The virality of the video underscores the difficulty in moderating misinformation surrounding the coronavirus, when treatments and public health responses have become increasingly political.
By Brandy Zadrozny and Ben Collins
A dozen doctors delivered speeches in front of the U.S. Capitol on Monday to a small crowd, claiming without evidence that the coronavirus could be cured and that widely accepted efforts to slow its spread were unnecessary and dangerous.
It was the latest video to go viral from apparent experts, quietly backed by dark money political organizations, evangelizing treatments for or opinions about the coronavirus that most doctors, public health officials and epidemiologists have roundly decried as dangerous misinformation.
Donald Trump Jr. was left unable to tweet for 12 hours on Tuesday morning after Twitter took punitive action on his account for tweeting the video. “This is a must watch!!! So different from the narrative everyone is running with!” Trump Jr. tweeted at 8:13 p.m. on Tuesday. Twitter’s press account tweeted that Trump Jr.’s tweet broke the social media company’s policy of “sharing misinformation on COVID-19.”
“We’ve removed this video for sharing false information about cures and treatments for COVID-19,” Facebook spokesman Andy Stone said in a statement to NBC News. Stone also noted that Facebook is directing users who have interacted with content that has been removed to a World Health Organization website debunking COVID-19-related misinformation.
YouTube and Twitter followed Facebook, removing the video as it racked up thousands of views.
President Donald Trump also retweeted a clip of the video late Tuesday night.

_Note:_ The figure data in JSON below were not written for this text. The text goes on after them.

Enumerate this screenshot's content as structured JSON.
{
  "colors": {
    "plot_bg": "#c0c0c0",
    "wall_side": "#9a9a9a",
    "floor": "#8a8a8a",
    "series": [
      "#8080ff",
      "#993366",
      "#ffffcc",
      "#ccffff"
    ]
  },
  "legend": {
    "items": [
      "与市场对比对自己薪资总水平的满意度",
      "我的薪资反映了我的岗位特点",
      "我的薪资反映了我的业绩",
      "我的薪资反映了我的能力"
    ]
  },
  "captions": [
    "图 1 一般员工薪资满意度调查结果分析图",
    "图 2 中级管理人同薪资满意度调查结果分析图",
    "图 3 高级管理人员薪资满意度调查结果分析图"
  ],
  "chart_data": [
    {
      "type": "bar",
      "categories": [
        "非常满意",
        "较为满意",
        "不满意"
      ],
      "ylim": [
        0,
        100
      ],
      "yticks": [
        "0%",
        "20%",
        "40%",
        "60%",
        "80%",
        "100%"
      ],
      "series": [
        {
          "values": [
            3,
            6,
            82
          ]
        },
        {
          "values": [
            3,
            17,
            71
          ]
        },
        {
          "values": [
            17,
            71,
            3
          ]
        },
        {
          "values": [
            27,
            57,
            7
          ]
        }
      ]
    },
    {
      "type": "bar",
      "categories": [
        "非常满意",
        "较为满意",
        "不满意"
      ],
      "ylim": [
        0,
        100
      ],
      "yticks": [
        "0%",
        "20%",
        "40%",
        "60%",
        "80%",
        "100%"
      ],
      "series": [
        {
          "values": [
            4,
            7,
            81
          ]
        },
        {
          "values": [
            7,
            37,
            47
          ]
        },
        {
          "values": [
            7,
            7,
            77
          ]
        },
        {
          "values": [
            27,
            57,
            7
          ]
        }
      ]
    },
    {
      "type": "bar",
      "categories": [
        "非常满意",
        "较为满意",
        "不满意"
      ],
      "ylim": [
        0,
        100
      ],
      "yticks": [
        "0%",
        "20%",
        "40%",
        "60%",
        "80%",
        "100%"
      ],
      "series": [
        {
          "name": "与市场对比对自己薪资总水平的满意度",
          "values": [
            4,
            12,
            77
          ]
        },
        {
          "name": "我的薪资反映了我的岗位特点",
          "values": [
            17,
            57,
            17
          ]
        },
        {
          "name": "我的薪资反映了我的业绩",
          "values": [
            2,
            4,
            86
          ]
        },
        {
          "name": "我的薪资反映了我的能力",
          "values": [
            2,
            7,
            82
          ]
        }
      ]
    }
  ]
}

The tweet was later deleted, and no action was taken to his account.
The popularity of the video underscores the difficulty in moderating misinformation surrounding the coronavirus, when treatments and public health responses have become increasingly political, aided in part by right-wing Facebook groups and Super PACs secretly driving the conversation on social media.
Dressed in white coats with “America’s Frontline Doctors” stitched on the chest, the stars of the Facebook video claimed that business and school closings, social distancing and even masks were not needed, because hydroxychloroquine, a drug commonly used to treat malaria, could both prevent and cure the coronavirus. In fact, the FDA has warned against using hydroxychloroquine to treat COVID-19, citing serious health effects and the conclusions from randomized clinical trials that have shown little benefit from the treatment.
“We don’t need masks. There is a cure!” said Dr. Stella Immanuel, a licensed pediatrician from Houston. In one of the event’s most fiery speeches, Immanuel, who claims to have effectively treated 350 COVID-19 patients with hydroxychloroquine out of her medical clinic, but declined to provide data, referred to doctors who declined to treat patients with hydroxychloroquine as “good Nazis” and “fake doctors,” and called published research “fake science.”
The U.S. has 4.3 million confirmed cases of coronavirus, and more than 149,000 Americans have died.
That Monday’s so-called news conference had more speakers than attendees was of little matter. Livestreamed by the far-right website Breitbart News, the video spread quickly, initially through conservative, anti-vaccination and government conspiracy groups. Within hours, it had reached over 20 million Facebook users.
The event was hosted and funded by the Tea Party Patriots, a right-wing political nonprofit group led by Jenny Beth Martin, the group’s co-founder, who spoke at the news conference.
The group, which collects funds through two nonprofit groups and a political action committee, has raised over $24 million since 2014 to support Republican causes and candidates.